WHERE IS THE FRIENDS HOUSE

Where Is the Friend's House?

Directed by Abbas Kiarostami
Iran | 1987 | Narrative
83 minutes | Persian

The first in Abbas Kiarostami’s sublime, interlacing trilogy of films set in the northern Iranian village of Koker, “Where Is the Friend’s House?” takes a premise of fable-like simplicity — a boy searches for the home of his classmate whose school notebook he has accidentally taken — and transforms it into a miraculous, child’s-eye adventure of the everyday. As the young hero zigzags determinedly across two towns aided (and sometimes misdirected) by those he encounters, his quest becomes both a revealing portrait of Iranian society in all its richness and complexity and a touching parable about the meaning of personal responsibility.
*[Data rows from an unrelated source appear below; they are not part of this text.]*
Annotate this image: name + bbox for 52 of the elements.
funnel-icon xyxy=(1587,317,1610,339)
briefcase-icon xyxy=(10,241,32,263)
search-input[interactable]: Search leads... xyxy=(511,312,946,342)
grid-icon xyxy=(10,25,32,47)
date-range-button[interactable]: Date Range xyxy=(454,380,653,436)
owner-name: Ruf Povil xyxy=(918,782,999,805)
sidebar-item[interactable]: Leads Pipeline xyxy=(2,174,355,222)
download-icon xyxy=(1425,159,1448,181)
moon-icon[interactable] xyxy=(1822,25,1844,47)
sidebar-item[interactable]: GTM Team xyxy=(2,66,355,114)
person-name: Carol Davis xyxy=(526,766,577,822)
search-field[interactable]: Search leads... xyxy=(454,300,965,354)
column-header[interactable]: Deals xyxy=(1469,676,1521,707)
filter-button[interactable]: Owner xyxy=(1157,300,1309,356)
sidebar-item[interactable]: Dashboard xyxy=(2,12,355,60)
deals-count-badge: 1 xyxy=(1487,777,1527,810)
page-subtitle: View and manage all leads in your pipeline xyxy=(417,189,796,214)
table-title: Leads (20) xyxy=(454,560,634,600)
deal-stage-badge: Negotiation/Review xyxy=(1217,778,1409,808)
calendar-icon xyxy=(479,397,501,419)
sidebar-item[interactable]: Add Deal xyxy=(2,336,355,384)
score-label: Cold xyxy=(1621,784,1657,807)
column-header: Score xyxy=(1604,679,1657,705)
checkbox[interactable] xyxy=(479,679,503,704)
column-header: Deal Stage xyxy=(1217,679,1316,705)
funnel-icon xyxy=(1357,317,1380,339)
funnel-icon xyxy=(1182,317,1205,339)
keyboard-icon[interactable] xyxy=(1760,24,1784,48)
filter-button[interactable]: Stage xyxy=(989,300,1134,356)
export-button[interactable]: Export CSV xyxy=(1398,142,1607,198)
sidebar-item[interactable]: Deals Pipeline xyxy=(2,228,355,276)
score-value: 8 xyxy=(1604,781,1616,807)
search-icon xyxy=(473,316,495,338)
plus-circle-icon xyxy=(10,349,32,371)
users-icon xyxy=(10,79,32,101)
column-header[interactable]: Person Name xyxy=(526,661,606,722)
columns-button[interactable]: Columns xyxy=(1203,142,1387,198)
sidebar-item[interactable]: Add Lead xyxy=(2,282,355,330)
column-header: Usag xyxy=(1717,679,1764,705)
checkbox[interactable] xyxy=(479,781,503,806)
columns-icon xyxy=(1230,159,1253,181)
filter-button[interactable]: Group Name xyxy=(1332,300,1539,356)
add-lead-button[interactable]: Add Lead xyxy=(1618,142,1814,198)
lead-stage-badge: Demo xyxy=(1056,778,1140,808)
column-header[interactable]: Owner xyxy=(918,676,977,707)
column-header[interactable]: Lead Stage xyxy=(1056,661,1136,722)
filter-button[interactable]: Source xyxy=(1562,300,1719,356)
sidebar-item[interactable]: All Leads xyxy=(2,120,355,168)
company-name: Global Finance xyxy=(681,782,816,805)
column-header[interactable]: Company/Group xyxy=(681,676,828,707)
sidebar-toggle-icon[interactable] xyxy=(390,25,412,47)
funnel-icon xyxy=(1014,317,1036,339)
Shot through with all the wonder, beauty, tension, and mystery one day can contain, “Where Is the Friend’s House?” established Kiarostami’s reputation as one cinema’s most sensitive and profound humanists. The film was selected by artist Farah Al Qasimi as an accompaniment to “Everywhere there is splendor,” her newly commissioned, photo-based installation across the Contemporary Art Museum’s Project Wall. Al Qasimi has long documented and created alternative narratives of Arab culture, style, taste, and interior spaces, and for her CAM exhibition (which continues through Feb. 13), she focuses on her personal family history through a lens of intimacy and interiority.